FIRE, the Foundation for Individual Rights in Education, filed four lawsuits today against universities with restrictive speech codes on campus. The universities named in the suits are Ohio University, Chicago State University, Iowa State University, and Citrus College (Calif.).
“Unconstitutional campus speech codes have been a national scandal for decades. But today, 25 years after the first of the modern generation of speech codes was defeated in court, 58% of public campuses still hold onto shockingly illiberal codes,” said FIRE President Greg Lukianoff. “For 15 years, FIRE has fought for free speech on campus using public awareness as our main weapon, but more is needed.
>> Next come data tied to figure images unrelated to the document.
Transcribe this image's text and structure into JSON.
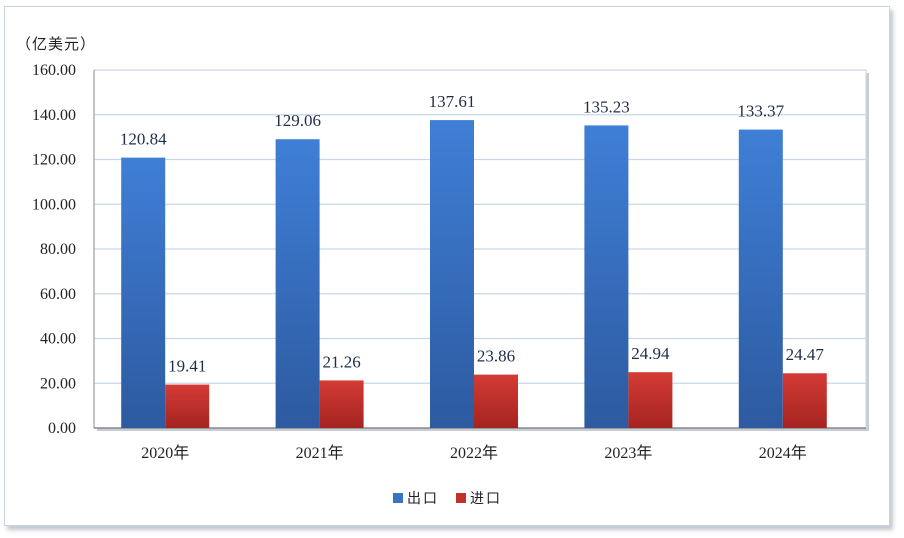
{
  "chart_data": {
    "type": "bar",
    "unit_label": "（亿美元）",
    "categories": [
      "2020年",
      "2021年",
      "2022年",
      "2023年",
      "2024年"
    ],
    "series": [
      {
        "name": "出口",
        "values": [
          120.84,
          129.06,
          137.61,
          135.23,
          133.37
        ],
        "color": "#3a72c4"
      },
      {
        "name": "进口",
        "values": [
          19.41,
          21.26,
          23.86,
          24.94,
          24.47
        ],
        "color": "#c4302c"
      }
    ],
    "ylim": [
      0,
      160
    ],
    "yticks": [
      "0.00",
      "20.00",
      "40.00",
      "60.00",
      "80.00",
      "100.00",
      "120.00",
      "140.00",
      "160.00"
    ],
    "grid": true,
    "legend_position": "bottom"
  }
}
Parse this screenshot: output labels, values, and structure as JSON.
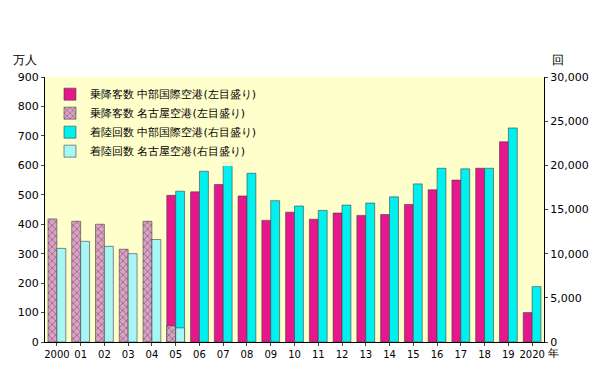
{
  "chart_data": {
    "type": "bar",
    "xlabel": "年",
    "ylabel": "万人",
    "y2label": "回",
    "categories": [
      "2000",
      "01",
      "02",
      "03",
      "04",
      "05",
      "06",
      "07",
      "08",
      "09",
      "10",
      "11",
      "12",
      "13",
      "14",
      "15",
      "16",
      "17",
      "18",
      "19",
      "2020"
    ],
    "series": [
      {
        "name": "乗降客数 中部国際空港(左目盛り)",
        "color": "#e6178c",
        "axis": "y",
        "values": [
          null,
          null,
          null,
          null,
          null,
          498,
          510,
          535,
          496,
          413,
          441,
          417,
          438,
          430,
          433,
          467,
          517,
          550,
          590,
          680,
          100
        ]
      },
      {
        "name": "乗降客数 名古屋空港(左目盛り)",
        "color": "#d9a3c4",
        "axis": "y",
        "marker": "hatched",
        "values": [
          418,
          410,
          400,
          315,
          410,
          55,
          null,
          null,
          null,
          null,
          null,
          null,
          null,
          null,
          null,
          null,
          null,
          null,
          null,
          null,
          null
        ]
      },
      {
        "name": "着陸回数 中部国際空港(右目盛り)",
        "color": "#00f0f0",
        "axis": "y2",
        "values": [
          null,
          null,
          null,
          null,
          null,
          17070,
          19330,
          20330,
          19100,
          16000,
          15400,
          14900,
          15500,
          15730,
          16430,
          17900,
          19670,
          19600,
          19670,
          24230,
          6270
        ]
      },
      {
        "name": "着陸回数 名古屋空港(右目盛り)",
        "color": "#a8f5f5",
        "axis": "y2",
        "values": [
          10600,
          11400,
          10830,
          10000,
          11600,
          1600,
          null,
          null,
          null,
          null,
          null,
          null,
          null,
          null,
          null,
          null,
          null,
          null,
          null,
          null,
          null
        ]
      }
    ],
    "ylim": [
      0,
      900
    ],
    "yticks": [
      0,
      100,
      200,
      300,
      400,
      500,
      600,
      700,
      800,
      900
    ],
    "y2lim": [
      0,
      30000
    ],
    "y2ticks": [
      0,
      {
        "value": 5000,
        "label": "5,000"
      },
      {
        "value": 10000,
        "label": "10,000"
      },
      {
        "value": 15000,
        "label": "15,000"
      },
      {
        "value": 20000,
        "label": "20,000"
      },
      {
        "value": 25000,
        "label": "25,000"
      },
      {
        "value": 30000,
        "label": "30,000"
      }
    ],
    "grid": false,
    "legend": "top-left"
  }
}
Today, we announce the launch of the Stand Up For Speech Litigation Project, an expansive new campaign to eliminate speech codes nationwide. We have already coordinated two lawsuits in the past nine months, and this morning we brought four more. The lawsuits will continue until campuses understand that time is finally up for unconstitutional speech codes in academia.”
The four schools each have a history of censoring student or faculty speech on campus. Citrus College, for example, has a "Free Speech Area" composed of 1.37 percent of its campus that is the only area on campus where free speech is actually permitted.
In 2013, FIRE filed a lawsuit against Modesto Junior College after a student was told he was not allowed to distribute copies of the U.S. Constitution on Constitution Day. The school settled for $50,000. A similar suit was filed against the University of Hawaii at Hilo, who also disciplined students for attempting to distribute the U.S. Constitution.
Free speech doesn't end the second one steps upon a college campus. Students deserve full free speech rights like any other citizen — good for FIRE for holding these schools accountable.